The Peer Advocacy network for the Sexual Health of Trans Masculinities (PASH.tm) and the Australian Federation of AIDS Organisations (AFAO) have launched GRUNT, a new HIV prevention and sexual health campaign aimed at transgender men who have sex with cisgender men.
There’s an 18+ warning on the page, and it’s not hard to see why.
Campaign designers are hoping that explicit and open depictions of trans sexuality will get their tailored sexual health messaging to the target demographic.
“This campaign is so important because trans men [who are] into men can’t often see ourselves reflected in sexual health campaigns that target gay men and don't meaningfully and explicitly include trans men, even though we are part of this community,” said Teddy Cook, one of the architects of the campaign.
Gay trans men may have only transitioned later in life and therefore not been exposed to the same sexual health messages as gay men, Cook told SBS.
“We hope to educate our community while unapologetically celebrating who we are and the guys we hook up with,” he said.
As well as information on condoms, STI testing, PEP and PrEP, the site also has information on disclosing trans status, dealing with rejection and dealing with gender dysphoria.
“Some guys experience it, some guys don’t, but it can be such a downer to be getting hot and heavy with the cis guy of your dreams and suddenly your brain screams, nope!” the site says.

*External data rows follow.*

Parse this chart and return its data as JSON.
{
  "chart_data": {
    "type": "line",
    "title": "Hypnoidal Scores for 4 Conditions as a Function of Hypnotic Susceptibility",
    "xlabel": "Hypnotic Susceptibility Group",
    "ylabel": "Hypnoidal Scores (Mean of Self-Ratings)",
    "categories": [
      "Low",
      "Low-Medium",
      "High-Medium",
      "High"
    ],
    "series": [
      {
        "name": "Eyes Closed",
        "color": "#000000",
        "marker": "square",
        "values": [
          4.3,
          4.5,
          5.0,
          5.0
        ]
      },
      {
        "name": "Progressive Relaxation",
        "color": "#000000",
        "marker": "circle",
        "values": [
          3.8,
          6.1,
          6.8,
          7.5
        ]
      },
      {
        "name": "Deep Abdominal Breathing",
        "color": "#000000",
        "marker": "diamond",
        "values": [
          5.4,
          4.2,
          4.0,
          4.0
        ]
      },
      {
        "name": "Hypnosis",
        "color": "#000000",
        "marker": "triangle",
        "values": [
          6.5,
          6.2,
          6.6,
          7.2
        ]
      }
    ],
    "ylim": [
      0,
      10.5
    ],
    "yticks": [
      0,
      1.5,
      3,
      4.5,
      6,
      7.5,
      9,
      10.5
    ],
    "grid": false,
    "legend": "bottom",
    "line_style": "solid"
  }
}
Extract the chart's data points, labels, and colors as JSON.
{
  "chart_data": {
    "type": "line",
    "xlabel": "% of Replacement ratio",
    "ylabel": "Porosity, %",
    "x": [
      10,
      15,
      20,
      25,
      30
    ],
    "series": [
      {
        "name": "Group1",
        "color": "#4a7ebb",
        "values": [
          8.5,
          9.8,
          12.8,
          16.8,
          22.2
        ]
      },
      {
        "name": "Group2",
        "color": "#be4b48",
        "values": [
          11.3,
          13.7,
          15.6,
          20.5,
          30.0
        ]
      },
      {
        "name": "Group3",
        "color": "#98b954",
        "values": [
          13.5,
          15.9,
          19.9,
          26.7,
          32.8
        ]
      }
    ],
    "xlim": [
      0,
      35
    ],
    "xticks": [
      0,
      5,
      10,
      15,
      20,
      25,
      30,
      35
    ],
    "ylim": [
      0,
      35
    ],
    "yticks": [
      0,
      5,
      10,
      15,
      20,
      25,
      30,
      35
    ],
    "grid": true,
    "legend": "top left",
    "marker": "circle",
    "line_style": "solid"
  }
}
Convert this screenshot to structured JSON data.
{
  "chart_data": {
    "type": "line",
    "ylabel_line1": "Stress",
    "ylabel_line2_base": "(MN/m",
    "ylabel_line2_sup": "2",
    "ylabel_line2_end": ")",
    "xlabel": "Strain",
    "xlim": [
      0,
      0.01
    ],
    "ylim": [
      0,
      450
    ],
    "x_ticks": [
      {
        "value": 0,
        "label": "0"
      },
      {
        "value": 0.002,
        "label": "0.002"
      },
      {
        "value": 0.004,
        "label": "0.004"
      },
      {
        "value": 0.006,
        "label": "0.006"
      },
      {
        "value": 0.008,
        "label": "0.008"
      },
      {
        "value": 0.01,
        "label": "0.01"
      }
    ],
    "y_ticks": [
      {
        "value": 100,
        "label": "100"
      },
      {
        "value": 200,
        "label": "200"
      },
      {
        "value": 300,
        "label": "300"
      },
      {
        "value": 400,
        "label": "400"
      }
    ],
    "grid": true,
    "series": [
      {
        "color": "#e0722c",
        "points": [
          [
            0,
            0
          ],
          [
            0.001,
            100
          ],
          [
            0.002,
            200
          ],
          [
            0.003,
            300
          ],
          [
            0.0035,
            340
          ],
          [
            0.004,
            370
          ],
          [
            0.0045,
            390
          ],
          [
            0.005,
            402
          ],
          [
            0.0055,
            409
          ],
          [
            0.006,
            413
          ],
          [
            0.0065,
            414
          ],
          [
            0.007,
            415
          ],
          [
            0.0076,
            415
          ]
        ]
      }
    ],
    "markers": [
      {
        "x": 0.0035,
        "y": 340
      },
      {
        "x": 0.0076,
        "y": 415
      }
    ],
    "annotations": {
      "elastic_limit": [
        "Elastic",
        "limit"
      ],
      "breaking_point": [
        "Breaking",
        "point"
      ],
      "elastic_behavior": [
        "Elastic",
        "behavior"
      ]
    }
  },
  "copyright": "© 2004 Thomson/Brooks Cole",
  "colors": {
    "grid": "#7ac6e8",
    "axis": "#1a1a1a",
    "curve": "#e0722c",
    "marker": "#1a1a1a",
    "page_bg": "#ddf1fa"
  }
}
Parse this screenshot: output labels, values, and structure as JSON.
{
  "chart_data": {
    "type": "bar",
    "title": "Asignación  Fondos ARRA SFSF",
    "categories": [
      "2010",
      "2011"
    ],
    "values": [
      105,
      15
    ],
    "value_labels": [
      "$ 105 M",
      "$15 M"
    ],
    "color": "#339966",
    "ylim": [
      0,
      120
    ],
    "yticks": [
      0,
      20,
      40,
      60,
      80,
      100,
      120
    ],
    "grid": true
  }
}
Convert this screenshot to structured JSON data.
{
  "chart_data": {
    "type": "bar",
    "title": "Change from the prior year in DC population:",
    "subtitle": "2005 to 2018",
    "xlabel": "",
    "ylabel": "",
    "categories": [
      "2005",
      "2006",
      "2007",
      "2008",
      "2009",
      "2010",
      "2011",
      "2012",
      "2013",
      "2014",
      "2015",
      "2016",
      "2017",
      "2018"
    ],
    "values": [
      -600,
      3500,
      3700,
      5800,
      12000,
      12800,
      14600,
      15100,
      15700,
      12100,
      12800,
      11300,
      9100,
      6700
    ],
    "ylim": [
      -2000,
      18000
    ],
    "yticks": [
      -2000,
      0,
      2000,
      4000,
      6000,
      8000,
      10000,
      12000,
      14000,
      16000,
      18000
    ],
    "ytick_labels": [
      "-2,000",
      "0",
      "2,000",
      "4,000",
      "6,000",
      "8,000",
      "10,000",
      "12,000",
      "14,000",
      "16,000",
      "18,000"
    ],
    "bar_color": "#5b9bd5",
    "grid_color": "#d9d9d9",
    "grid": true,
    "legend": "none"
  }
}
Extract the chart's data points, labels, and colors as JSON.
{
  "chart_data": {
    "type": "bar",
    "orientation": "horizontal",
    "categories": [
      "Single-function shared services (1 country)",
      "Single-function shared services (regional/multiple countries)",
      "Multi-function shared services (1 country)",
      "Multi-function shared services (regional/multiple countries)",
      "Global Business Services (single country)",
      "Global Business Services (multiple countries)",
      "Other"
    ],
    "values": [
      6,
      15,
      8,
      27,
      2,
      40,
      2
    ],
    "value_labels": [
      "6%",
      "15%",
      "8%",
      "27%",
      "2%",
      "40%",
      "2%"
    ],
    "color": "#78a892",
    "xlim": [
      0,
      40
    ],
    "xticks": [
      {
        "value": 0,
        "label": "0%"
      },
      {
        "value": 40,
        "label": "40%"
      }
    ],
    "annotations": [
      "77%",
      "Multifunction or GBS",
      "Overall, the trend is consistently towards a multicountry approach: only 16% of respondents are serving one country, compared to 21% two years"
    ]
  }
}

“What makes you a man is inside you, not what your body looks like,” it says. “Bottoming in any of your holes does not make you less of a man, in fact some of the most macho cis guys are total bottoms.”
Disclosure can also be a tricky issue to navigate for trans men.
“Some guys include a brief description about being trans and/or their HIV status on app profiles,” the site says.
“If you’re fisting or blowing someone, it may not be a thing worth mentioning,” the site says. “Don’t assume that he won’t be ok with it. But also expect that some cis men won’t be into what you got. Don’t let other people determine your self-worth or your boundaries.”
“When someone says no, that’s ok too so don’t push it. Consent means respecting either party not being up for it,” the site says.
“Some cis guys aren’t that great around language and context. It’s definitely not your job to educate but it might be hot and helpful to link your potential partners to this website. Even having a link on your online profile might help you avoid awkward questions,” it says.